Mentaltraining

Resümee eines Extratrainings der Leistungsgruppe des Climbing-Teams

 

>> Unser Gehirn steuert unser Handeln – soweit bekannt. Ob wir eine Standardbewegung ausführen wollen, oder einen hoch koordinativen Sprung schaffen möchten, egal ob unterbewusst oder bewusst, unser Gehirn sagt was zu tun ist. Doch was können wir tun, wenn unser Gehirn eben nicht genau das macht, was wir wollen? Was ist, wenn wir vor einem wichtigen Wettkampf total im Stress sind? Was ist, wenn wir uns beim Klettern einfach nicht richtig konzentrieren können? Oder, wenn wir es manchmal einfach nicht schaffen uns zu motivieren? Können wir unser Gehirn – mit unserem Gehirn – steuern? <<

 

Die Antwort ist: Ja, zumindest in begrenztem Umfang. Allerdings braucht es dazu genauso wie in allen anderen Bereichen des Kletterns Wissen und Übung.

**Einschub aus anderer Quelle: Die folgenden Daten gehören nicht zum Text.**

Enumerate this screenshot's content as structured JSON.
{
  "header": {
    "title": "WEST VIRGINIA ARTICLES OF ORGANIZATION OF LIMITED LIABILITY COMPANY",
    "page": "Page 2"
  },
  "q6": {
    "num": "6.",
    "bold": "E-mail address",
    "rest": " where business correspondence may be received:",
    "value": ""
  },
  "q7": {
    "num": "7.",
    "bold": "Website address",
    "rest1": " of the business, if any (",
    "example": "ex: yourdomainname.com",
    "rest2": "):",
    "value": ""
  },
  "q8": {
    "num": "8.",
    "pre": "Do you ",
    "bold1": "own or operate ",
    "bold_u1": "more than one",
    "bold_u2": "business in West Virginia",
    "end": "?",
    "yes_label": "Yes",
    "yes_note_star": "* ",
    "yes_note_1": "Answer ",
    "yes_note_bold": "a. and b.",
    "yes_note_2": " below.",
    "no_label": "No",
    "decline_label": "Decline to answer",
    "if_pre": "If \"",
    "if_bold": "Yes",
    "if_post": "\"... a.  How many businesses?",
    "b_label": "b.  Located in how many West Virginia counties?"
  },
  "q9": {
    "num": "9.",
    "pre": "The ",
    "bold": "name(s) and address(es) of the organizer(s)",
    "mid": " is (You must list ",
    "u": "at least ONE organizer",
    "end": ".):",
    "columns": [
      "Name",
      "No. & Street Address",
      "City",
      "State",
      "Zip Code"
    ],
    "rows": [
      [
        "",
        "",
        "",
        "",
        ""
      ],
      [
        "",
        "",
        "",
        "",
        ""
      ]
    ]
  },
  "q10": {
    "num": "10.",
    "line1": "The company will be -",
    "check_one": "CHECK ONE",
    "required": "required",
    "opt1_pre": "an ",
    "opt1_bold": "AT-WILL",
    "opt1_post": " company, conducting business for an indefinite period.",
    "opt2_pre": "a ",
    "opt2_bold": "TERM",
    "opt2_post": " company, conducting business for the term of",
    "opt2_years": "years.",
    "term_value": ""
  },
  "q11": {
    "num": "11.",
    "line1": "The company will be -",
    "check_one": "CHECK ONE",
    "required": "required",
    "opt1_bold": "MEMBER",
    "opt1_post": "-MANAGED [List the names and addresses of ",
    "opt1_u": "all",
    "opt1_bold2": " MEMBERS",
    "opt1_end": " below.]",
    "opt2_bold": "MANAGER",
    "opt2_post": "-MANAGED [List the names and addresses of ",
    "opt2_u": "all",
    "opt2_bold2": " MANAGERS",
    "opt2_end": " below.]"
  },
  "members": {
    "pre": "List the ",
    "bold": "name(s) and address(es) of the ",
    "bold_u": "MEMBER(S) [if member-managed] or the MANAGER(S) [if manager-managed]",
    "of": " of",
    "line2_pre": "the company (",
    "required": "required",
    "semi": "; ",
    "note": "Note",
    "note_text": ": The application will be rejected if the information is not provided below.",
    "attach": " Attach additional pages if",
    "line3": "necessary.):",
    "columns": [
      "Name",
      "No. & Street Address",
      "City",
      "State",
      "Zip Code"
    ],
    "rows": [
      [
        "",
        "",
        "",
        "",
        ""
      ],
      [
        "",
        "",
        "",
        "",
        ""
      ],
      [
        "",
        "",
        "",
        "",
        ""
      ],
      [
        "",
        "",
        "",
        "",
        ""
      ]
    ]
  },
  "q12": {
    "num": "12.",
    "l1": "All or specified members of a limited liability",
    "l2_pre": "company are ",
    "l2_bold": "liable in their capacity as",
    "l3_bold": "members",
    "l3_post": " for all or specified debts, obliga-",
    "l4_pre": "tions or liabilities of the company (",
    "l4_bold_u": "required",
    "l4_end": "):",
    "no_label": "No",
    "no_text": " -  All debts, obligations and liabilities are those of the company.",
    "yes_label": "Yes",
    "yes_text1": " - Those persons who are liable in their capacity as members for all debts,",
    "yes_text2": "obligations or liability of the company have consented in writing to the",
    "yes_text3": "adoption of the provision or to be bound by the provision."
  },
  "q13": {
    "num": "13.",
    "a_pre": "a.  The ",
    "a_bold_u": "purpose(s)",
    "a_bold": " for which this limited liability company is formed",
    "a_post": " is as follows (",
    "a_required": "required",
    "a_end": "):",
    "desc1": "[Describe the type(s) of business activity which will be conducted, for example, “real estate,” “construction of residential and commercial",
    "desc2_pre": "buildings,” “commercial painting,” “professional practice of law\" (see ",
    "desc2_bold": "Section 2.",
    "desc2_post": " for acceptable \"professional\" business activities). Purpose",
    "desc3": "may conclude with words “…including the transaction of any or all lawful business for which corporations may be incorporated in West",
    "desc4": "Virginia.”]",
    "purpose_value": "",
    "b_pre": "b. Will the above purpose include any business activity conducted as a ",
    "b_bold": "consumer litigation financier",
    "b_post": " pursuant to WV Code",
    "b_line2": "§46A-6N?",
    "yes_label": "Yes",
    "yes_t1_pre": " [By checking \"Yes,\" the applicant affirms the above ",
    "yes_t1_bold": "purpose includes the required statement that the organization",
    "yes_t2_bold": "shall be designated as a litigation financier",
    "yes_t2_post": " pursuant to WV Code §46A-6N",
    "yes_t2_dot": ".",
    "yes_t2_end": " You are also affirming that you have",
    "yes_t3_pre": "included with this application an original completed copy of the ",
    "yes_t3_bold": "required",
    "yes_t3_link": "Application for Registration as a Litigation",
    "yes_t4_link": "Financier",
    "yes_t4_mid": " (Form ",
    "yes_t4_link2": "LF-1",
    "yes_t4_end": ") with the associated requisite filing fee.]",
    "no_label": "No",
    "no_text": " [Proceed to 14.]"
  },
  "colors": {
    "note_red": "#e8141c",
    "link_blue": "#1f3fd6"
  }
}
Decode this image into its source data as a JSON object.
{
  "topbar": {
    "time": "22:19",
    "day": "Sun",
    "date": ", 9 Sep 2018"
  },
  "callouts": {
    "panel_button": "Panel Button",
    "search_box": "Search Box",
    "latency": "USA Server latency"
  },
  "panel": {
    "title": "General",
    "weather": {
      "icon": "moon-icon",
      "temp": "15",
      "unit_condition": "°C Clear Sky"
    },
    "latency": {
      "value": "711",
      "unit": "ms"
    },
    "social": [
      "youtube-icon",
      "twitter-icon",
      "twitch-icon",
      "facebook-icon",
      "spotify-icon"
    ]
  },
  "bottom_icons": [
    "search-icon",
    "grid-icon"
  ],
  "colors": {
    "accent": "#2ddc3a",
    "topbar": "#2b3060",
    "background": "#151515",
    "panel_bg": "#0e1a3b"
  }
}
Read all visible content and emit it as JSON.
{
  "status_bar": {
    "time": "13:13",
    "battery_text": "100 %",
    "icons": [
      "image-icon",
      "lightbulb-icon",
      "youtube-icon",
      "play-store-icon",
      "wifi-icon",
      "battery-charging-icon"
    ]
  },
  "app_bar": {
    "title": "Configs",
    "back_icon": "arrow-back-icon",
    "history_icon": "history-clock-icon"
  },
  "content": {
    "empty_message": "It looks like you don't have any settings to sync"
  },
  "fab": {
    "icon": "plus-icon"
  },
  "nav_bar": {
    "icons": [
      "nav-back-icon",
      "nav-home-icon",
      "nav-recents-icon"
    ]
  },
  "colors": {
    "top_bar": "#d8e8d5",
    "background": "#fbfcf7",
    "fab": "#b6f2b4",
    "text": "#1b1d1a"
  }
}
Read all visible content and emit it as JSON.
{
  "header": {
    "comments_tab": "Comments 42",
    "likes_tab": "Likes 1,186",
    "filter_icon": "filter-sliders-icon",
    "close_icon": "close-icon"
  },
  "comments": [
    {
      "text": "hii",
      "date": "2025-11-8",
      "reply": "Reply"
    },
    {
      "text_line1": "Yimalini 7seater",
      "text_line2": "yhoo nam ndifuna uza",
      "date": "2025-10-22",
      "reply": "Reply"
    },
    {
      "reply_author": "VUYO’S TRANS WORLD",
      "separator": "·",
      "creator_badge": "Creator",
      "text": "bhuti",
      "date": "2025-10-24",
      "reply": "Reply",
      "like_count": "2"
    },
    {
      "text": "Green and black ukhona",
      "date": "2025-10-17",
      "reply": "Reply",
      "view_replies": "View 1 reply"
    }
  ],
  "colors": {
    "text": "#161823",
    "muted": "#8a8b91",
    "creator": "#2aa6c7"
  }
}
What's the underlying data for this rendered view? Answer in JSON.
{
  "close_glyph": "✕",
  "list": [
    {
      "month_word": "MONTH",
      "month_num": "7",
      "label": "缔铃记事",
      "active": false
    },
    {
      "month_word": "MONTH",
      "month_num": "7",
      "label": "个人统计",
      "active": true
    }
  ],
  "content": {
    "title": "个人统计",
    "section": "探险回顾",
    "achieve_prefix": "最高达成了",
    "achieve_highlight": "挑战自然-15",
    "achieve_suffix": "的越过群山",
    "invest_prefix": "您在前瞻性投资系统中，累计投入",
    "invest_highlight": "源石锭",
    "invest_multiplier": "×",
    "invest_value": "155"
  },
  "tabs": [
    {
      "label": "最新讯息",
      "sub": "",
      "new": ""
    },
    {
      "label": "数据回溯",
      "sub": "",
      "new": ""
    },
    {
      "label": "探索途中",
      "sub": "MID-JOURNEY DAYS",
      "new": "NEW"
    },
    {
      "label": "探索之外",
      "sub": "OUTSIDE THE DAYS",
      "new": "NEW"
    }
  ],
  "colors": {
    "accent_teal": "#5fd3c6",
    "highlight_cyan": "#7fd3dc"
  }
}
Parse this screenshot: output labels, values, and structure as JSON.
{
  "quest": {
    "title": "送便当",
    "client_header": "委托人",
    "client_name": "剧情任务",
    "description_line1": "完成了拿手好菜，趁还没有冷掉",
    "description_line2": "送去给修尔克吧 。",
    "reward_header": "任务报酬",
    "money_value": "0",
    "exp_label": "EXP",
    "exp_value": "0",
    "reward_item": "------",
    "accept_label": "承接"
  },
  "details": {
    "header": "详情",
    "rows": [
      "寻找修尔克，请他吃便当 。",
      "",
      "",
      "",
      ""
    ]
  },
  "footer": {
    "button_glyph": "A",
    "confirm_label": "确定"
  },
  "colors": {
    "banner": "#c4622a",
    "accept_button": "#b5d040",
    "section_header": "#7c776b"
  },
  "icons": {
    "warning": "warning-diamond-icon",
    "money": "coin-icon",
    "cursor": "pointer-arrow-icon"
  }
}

Für Themen wie dieses, für die man während dem normalen, wöchentlichen Training einfach nie genügend Zeit hat, gibt es bei der Leistungsgruppe des Climbing-Teams sogenannte Extratrainings. Diese finden samstags oder sonntags statt und es wird sich ganz speziell einem Thema gewidmet.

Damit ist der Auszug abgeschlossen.